To further characterize histone protection mediated via the GAS M1 protein, we performed confocal microscopy using the cell-permeable DNA stain DAPI (blue), the cell-impermeable DNA stain Sytox Green (green), and the bacteria cell membrane stain FM4–64 (red). After 3 h of incubation in the presence of histone H2A (62.5 or 150 μg/mL), Δemm1 mutant bacteria showed a large increase in intracellular Sytox Green signal indicating disruption of the cell wall and bacterial death compared to the WT GAS parental strain (Fig. 3C,D). In a plate-based adaptation of the assay, histone H2A produced marked dose-dependent (over 0–1000 μg/mL range) and time dependent (1–3 h at 1000 μg/mL) increases in Sytox Green signal in the Δemm1 mutant compared to WT GAS, correlating with the percentage of killed bacteria by CFU enumeration (Fig. 3E,F). These data show that M1 protein protects GAS against histone-mediated disruption of the bacterial cell wall.

M1 protein protects against released, extracellular histones in NETs

The M1 protein plays a protective role in resistance to NET killing31,32,33. Whether this protective effect is attributable all or in part to conferred resistance against histones is not known.

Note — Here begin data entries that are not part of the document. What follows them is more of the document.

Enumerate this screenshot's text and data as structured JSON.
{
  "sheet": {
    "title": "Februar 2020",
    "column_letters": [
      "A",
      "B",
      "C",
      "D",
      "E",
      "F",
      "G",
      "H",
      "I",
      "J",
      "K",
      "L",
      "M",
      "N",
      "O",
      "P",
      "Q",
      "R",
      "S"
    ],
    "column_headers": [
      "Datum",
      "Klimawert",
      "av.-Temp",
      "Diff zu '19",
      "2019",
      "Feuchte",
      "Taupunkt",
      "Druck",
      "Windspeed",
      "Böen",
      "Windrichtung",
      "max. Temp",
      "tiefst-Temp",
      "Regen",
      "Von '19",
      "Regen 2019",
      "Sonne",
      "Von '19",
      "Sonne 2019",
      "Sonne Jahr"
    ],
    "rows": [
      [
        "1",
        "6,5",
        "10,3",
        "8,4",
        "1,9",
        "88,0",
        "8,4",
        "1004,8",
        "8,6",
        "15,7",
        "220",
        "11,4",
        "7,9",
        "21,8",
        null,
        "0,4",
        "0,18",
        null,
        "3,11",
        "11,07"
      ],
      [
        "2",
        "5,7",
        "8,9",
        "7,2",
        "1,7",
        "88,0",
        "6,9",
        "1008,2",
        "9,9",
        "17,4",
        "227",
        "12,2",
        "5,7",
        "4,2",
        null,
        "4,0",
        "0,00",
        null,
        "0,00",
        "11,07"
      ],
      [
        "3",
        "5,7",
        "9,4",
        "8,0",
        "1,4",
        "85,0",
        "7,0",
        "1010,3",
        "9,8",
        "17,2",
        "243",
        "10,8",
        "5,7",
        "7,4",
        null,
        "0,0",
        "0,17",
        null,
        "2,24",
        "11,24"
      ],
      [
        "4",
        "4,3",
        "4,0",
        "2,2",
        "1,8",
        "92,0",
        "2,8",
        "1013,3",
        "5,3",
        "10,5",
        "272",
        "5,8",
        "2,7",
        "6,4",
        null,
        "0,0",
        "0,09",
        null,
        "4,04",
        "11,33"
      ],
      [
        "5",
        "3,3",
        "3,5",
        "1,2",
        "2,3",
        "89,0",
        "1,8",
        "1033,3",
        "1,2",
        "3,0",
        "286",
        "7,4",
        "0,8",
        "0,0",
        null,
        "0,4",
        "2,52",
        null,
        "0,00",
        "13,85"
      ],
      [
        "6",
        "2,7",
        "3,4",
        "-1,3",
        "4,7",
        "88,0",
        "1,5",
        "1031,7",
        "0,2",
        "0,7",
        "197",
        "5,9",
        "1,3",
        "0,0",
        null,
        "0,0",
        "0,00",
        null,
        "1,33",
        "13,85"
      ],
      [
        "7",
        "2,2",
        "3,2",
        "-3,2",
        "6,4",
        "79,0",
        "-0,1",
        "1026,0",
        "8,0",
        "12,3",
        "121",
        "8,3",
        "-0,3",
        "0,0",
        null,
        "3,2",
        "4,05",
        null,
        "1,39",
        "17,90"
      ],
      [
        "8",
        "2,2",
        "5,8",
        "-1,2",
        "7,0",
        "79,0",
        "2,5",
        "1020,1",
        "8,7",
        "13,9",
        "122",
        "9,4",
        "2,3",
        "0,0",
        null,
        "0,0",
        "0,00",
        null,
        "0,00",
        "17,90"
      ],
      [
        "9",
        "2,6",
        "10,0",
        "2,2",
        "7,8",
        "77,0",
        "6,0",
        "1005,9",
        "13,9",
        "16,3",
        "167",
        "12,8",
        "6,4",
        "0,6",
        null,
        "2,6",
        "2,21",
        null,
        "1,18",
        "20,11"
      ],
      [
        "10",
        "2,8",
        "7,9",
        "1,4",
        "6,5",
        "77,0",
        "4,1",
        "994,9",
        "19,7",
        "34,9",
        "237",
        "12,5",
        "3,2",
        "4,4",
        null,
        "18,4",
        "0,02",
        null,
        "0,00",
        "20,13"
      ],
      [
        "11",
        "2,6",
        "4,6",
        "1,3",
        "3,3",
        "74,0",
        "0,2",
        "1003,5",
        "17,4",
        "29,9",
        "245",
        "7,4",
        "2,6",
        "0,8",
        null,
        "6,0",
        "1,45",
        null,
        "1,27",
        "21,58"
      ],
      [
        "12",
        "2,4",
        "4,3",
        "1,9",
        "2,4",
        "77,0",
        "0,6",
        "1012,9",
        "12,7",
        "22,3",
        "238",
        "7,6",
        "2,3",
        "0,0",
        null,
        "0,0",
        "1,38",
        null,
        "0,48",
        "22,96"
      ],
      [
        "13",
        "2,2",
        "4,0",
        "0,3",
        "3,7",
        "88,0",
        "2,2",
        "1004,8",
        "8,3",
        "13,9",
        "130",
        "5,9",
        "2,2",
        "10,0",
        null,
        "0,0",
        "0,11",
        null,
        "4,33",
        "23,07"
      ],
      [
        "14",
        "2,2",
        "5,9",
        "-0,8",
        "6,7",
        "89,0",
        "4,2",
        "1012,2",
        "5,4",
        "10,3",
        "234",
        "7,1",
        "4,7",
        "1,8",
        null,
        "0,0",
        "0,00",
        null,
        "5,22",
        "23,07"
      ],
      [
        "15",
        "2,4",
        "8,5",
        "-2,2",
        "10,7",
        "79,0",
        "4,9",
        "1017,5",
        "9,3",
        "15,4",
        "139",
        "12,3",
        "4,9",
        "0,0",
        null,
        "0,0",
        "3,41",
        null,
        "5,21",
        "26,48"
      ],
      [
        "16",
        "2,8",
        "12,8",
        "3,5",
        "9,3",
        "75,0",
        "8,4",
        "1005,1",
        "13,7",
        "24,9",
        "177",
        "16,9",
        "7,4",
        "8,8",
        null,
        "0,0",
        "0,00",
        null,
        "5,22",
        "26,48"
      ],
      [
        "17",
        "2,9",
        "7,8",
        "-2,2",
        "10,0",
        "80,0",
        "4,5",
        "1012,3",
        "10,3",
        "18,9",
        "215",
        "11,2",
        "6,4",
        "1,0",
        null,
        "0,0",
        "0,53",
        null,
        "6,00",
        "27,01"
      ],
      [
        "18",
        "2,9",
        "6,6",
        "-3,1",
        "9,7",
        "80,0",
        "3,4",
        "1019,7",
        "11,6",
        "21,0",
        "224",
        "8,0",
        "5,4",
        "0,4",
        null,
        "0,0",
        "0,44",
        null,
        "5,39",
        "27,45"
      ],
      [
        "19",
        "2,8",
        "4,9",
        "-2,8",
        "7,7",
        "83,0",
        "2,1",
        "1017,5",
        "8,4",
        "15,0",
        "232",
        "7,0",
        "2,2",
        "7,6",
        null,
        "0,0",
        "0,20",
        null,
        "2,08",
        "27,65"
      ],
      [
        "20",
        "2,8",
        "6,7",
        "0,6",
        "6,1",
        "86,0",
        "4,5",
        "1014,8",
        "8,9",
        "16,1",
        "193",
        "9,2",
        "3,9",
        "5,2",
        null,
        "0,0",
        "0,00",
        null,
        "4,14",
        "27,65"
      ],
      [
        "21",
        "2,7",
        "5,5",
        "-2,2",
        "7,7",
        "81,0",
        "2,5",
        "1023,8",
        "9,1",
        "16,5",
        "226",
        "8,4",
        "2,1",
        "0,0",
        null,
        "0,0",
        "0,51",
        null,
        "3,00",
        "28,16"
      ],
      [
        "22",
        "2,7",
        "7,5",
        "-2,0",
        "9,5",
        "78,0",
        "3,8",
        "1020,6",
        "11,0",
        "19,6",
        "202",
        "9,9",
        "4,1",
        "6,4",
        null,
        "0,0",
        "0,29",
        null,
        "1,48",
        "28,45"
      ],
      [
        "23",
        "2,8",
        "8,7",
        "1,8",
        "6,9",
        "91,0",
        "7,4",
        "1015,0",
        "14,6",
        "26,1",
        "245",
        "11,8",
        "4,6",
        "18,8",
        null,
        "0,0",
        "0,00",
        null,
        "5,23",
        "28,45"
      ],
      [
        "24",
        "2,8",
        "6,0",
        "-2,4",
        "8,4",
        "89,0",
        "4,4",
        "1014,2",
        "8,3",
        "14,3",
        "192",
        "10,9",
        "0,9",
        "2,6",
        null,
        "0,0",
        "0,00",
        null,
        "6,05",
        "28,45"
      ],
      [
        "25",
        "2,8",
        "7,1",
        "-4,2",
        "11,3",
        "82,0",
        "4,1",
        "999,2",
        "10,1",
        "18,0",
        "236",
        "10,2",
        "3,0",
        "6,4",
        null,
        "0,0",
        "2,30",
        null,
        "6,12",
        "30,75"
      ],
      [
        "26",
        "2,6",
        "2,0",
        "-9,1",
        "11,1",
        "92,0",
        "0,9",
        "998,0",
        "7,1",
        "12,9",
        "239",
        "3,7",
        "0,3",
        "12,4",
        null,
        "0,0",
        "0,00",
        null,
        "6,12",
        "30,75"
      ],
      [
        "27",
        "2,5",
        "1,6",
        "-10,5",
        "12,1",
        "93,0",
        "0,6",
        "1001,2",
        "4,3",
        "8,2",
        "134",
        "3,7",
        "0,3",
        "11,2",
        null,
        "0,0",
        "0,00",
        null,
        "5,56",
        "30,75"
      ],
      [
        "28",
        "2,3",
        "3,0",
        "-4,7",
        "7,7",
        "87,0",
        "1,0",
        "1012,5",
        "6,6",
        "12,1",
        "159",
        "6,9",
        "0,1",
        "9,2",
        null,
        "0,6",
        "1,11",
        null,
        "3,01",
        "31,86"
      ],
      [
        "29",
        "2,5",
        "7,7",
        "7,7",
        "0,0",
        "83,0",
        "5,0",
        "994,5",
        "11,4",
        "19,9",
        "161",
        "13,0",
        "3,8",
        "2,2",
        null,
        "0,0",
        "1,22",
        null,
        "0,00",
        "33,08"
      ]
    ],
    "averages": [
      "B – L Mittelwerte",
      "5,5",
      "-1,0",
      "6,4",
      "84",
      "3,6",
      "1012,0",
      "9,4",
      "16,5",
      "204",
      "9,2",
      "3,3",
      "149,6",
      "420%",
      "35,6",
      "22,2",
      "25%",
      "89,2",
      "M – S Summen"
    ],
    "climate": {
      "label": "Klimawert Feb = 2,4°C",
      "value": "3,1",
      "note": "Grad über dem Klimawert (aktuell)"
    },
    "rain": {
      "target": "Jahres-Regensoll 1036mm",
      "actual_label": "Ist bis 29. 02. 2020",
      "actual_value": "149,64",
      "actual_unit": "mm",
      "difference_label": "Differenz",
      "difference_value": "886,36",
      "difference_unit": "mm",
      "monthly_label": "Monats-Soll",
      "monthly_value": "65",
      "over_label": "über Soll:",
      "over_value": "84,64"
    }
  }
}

We used an established method that recovers bacteria ensnared in NETs by vigorous trituration with Triton X-100, allowing us to distinguish CFU changes as bacterial killing rather than simple clumping34. As a proof of concept, we activated neutrophils with PMA for 4 h to maximize NET production and then infected them with GAS M1 WT, Δemm1 mutant and the complemented strain (Δemm1+pM1) at MOI = 0.1 for 15 min. The Δemm1 mutant was highly susceptible to killing by NETs compared to the WT or complemented strain (Fig. 4A). Degradation of the DNA backbone of NETs with DNase (Figure S3) restored survival of the GAS Δemm1 mutant to the level of the WT and complemented strain (Fig. 4B), indicating that entrapment of the bacteria, and consequent exposure to high local antimicrobial concentration, is necessary for GAS Δemm1 killing within NETs. Using blocking anti-histone antibodies, we found that survival of the GAS Δemm1 mutant was restored to the level of the GAS WT and complemented strain (Fig. 4C); these findings suggest that despite NETs containing numerous antimicrobial factors acting in concert, the M1 protein primarily protects against histones. WT GAS survival in NETs was likewise significantly reduced with serum containing neutralizing antibodies raised against recombinant M1 protein, but not in the presence of serum from naive mice (Fig. 4D), further suggesting that protection against histones requires a functional interaction of M1 protein and histones.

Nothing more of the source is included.